Congress stalls Medicare doc payment cuts

The U.S. House of Representatives passed legislation Thursday that will delay for three months major cuts to physicians' Medicare payments scheduled for next year, according to MedPageToday. The bill is expected to reach the Senate floor sometime next week.

Both houses of Congress are also at work on bills that would permanently repeal the sustainable growth rate (SGR) payment formula, and votes on the bills are possible in early 2014, according to the article. In addition to repealing the SGR, the bills, which have already passed the House Ways and Means Committee and the Senate Finance Committee, respectively, would:

  • Increase payments by 0.5 percent through 2017 and flat payments through 2023;

  • Mandate "appropriate use criteria for advanced diagnostic imaging;"

  • Simplify current payment incentive programs by combining them into one value-based program;

  • Increase the public availability of provider payment data;

  • Give physicians who privately contract with Medicare patients the option to automatically renew their two-year opt out;

  • Provide 5 percent bonuses for doctors who use a qualifying alternative payment model; and

  • Give electronic health record vendors until 2017 to make their EHRs interoperable.

The legislation is "much more than a fix," said Rep. Sandy Levin (D-Mich.), the ranking Democrat on the House Ways and Means Committee, according to the article. "This is an effort to create a new framework for physician payments in Medicare."

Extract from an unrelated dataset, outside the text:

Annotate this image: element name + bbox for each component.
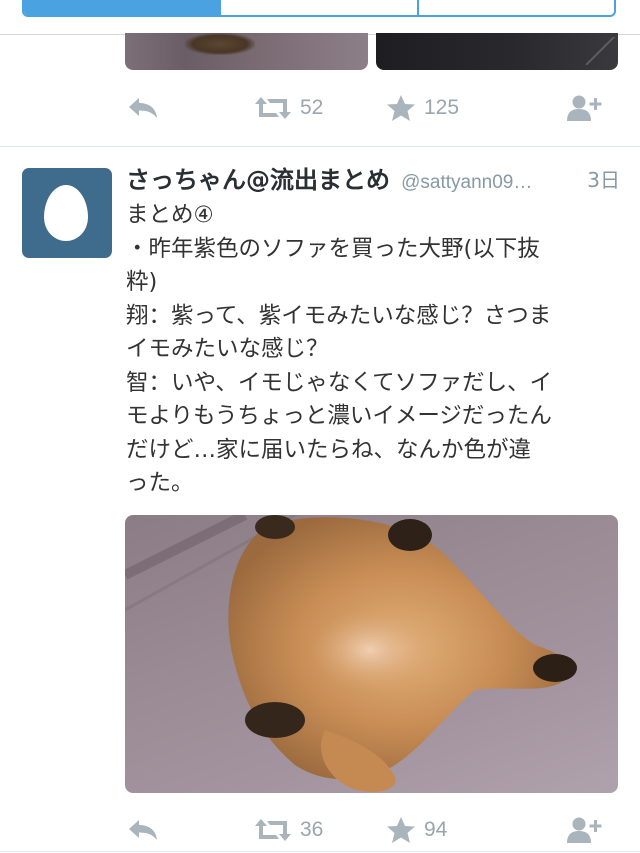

While industry groups have long urged Congress to repeal the SGR, there is not enough time remaining in the year to pass the legislation, hence the three-month patch to stall the cuts due to take effect in January, according to the article. The patch was part of a larger bipartisan deal reached earlier this week.

Physician advocacy groups are optimistic that the fix will buy time to pass the bills permanently and repeal the payment formula, according to MedPageToday.

"This long-overdue policy change provides the stability that physicians need to pursue delivery innovations that help improve patient care and reduce costs for American taxpayers," American Medical Association President Ardis Dee Hoven, M.D., said in a statement.

Neither permanent repeal bill specifies how to fund the repeal, according to the article. A September report from the Congressional Budget Office (CBO) estimated the cost of repeal at $175 billion, FierceHealthcare previously reported.